Accelerating Vector Search: Using GPU-Powered Indexes with RAPIDS RAFT

Sep 11, 2023
By Mickael Ide and Corey Nolet


In the AI landscape of 2023, vector search is one of the hottest topics due to its applications in large language models (LLM) and generative AI. Semantic vector search enables a broad range of important tasks like detecting fraudulent transactions, recommending products to users, using contextual information to augment full-text searches, and finding actors that pose potential security risks.

Data volumes continue to soar and traditional methods for comparing items one by one have become computationally infeasible. Vector search methods use approximate lookups, which are more scalable and can handle massive amounts of data more efficiently. As we show in this post, accelerating vector search on the GPU provides not only faster search times, but the index building times can also be substantially faster.

This post provides:

An introduction to vector search with a brief review of popular applications
An overview of the RAFT library for accelerating vector search on the GPU
Performance comparison of GPU-accelerated vectors search indexes against the state-of-the-art on the CPU
The second post in this series dives deeper into each of the GPU-accelerated indexes mentioned in this post and gives a brief explanation of how the algorithms work, along with a summary of important parameters to fine-tune their behavior. For more information, see Accelerating Vector Search: Fine-Tuning GPU Index Algorithms.

The third post in this series focuses on IVF-Flat, an ANN algorithm found in RAPIDS RAFT. We discuss how the algorithm works, and demonstrate the usage of both the Python and C++ APIs in RAFT. We cover setting parameters for index building and give tips on how to configure GPU-accelerated IVF-Flat search. For more information, see Accelerated Vector Search: Approximating with RAPIDS RAFT IVF-Flat.

What is vector search?

Diagram shows a list of vectors that may have been encoded from sources like images, documents, or videos and a query vector for which you would like to find the closest vectors from the list.

Figure 1. Vector search process
Figure 1 shows that vector search entails creating an index of vectors and performing lookups to find some number of vectors in the index that are closest to a query vector. The vectors could be as small as three-dimensional points from a lidar point cloud or larger embeddings from text documents, images, or videos.

Vector search is the process of querying a database to find the most similar vectors. This similarity search is done on numerical vectors that can represent any type of object (Figure 2). These vectors are often embeddings created from multimedia like images, video, and text fragments or entire documents that went through a deep learning model to encode their semantic characteristics into a vector form.

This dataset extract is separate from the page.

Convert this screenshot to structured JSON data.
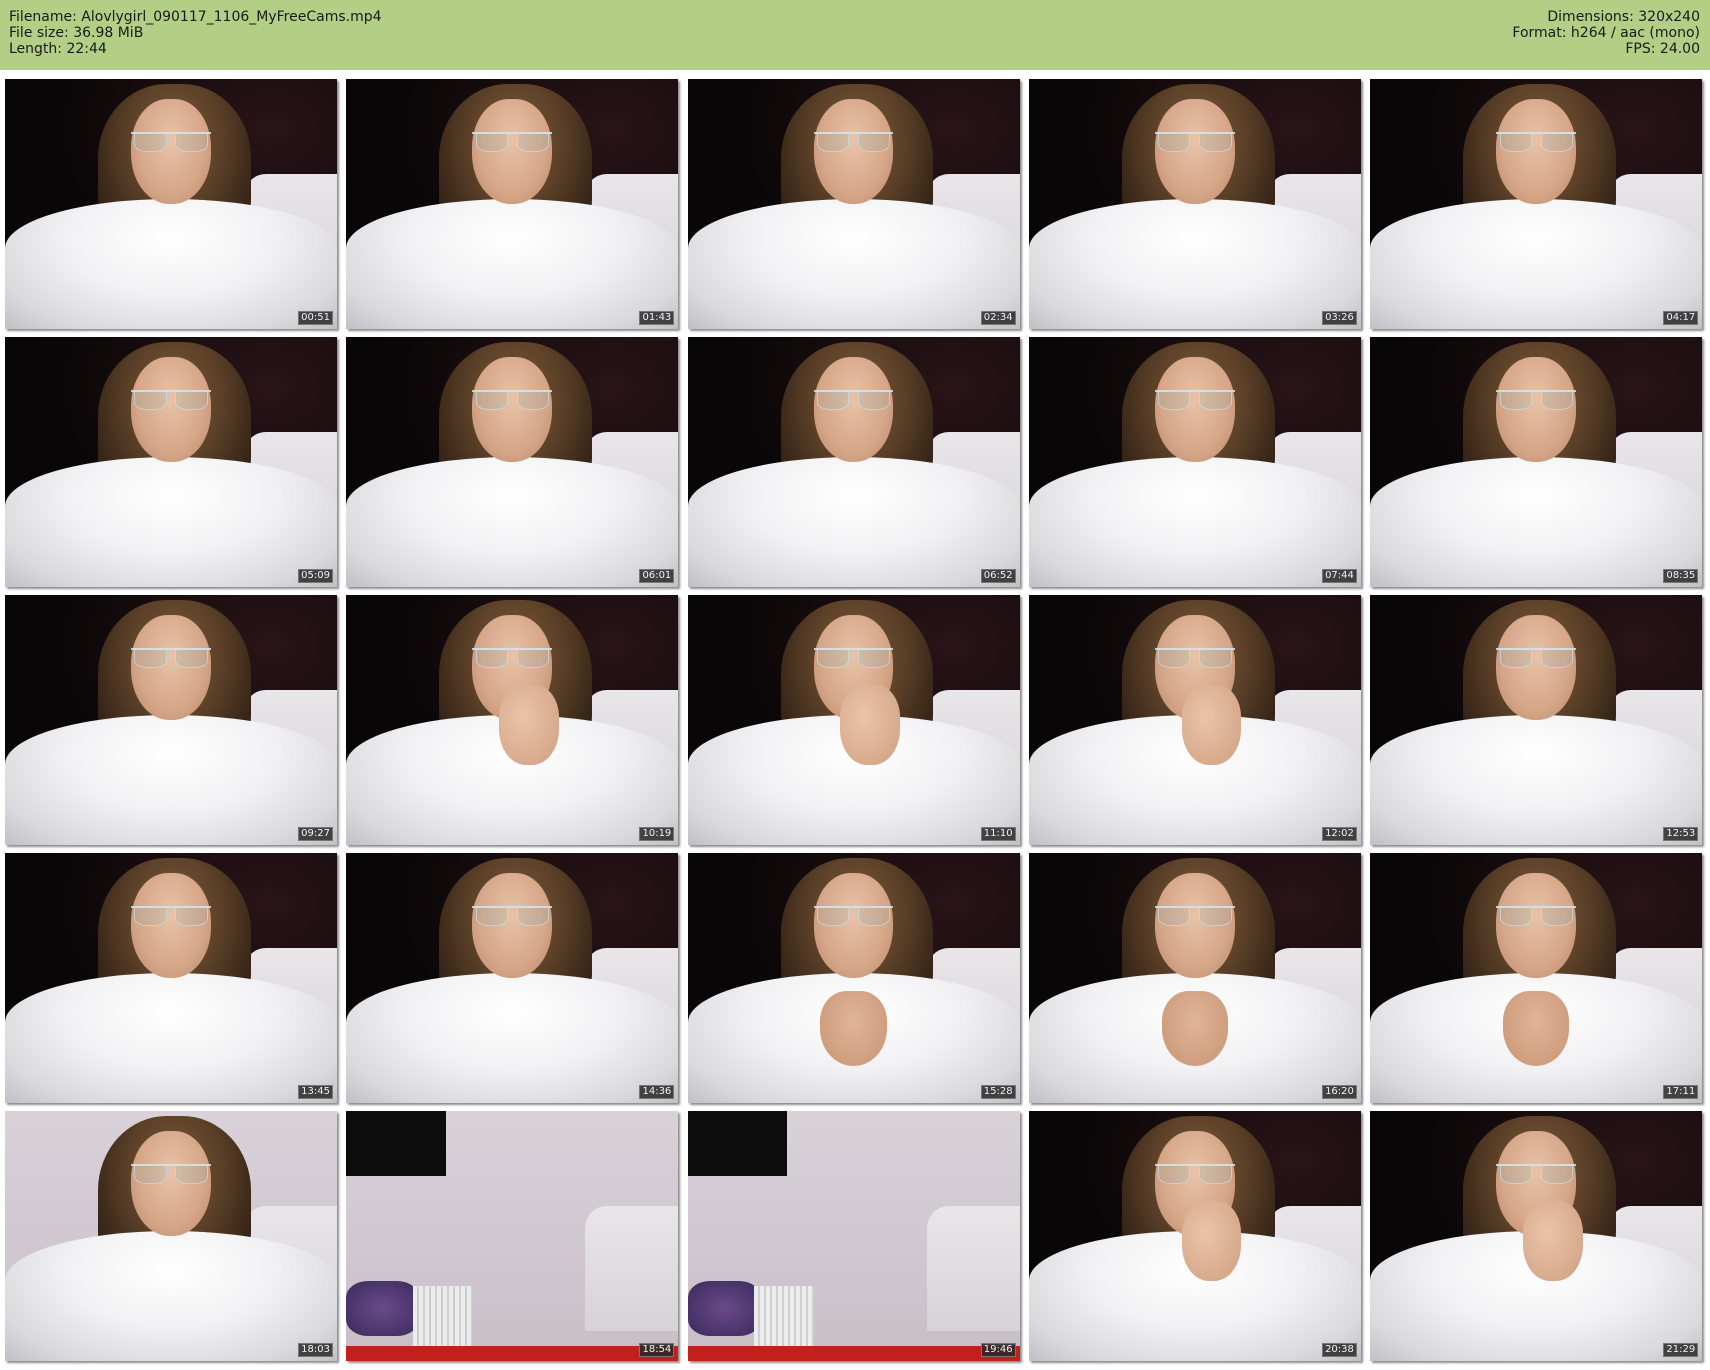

Embedding vectors typically have the advantage of being a smaller object than the original document (lower dimensionality), while maintaining as much information about the source as possible. Therefore, two documents that are similar often have similar embeddings.

Image of a 3D point cloud such as one created from LIDAR.
Figure 2. Vectors represent data points in higher dimensions
The points in Figure 2 are 3D but they could be 500 dimensions or even higher.

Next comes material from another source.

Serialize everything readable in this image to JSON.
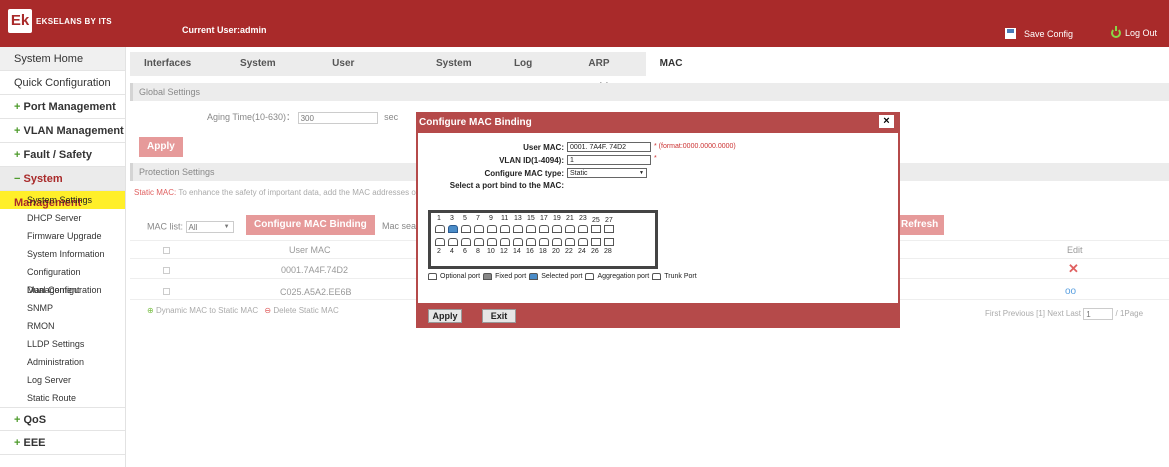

This makes it easier to compare objects, as the embedding vectors are smaller and retain most of the information. When two documents share similar characteristics, their embedding vectors are often spatially close, or similar.

Approximate methods for vector search
To handle larger datasets efficiently, approximate nearest neighbor (ANN) methods are often used for vector search. ANN methods speed up the search by approximating the closest vectors. This avoids the exhaustive distance computation often required by an exact brute-force approach, which requires comparing the query against every single vector in the database.

In addition to the search compute cost, storing many vectors can also consume a large amount of memory. To ensure both fast searches and low memory usage, you must index vectors in an efficient way. As we outline a bit later, this can sometimes benefit from compression. A vector index is a space-efficient data structure built on mathematical models that is used for efficiently querying several vectors at a time.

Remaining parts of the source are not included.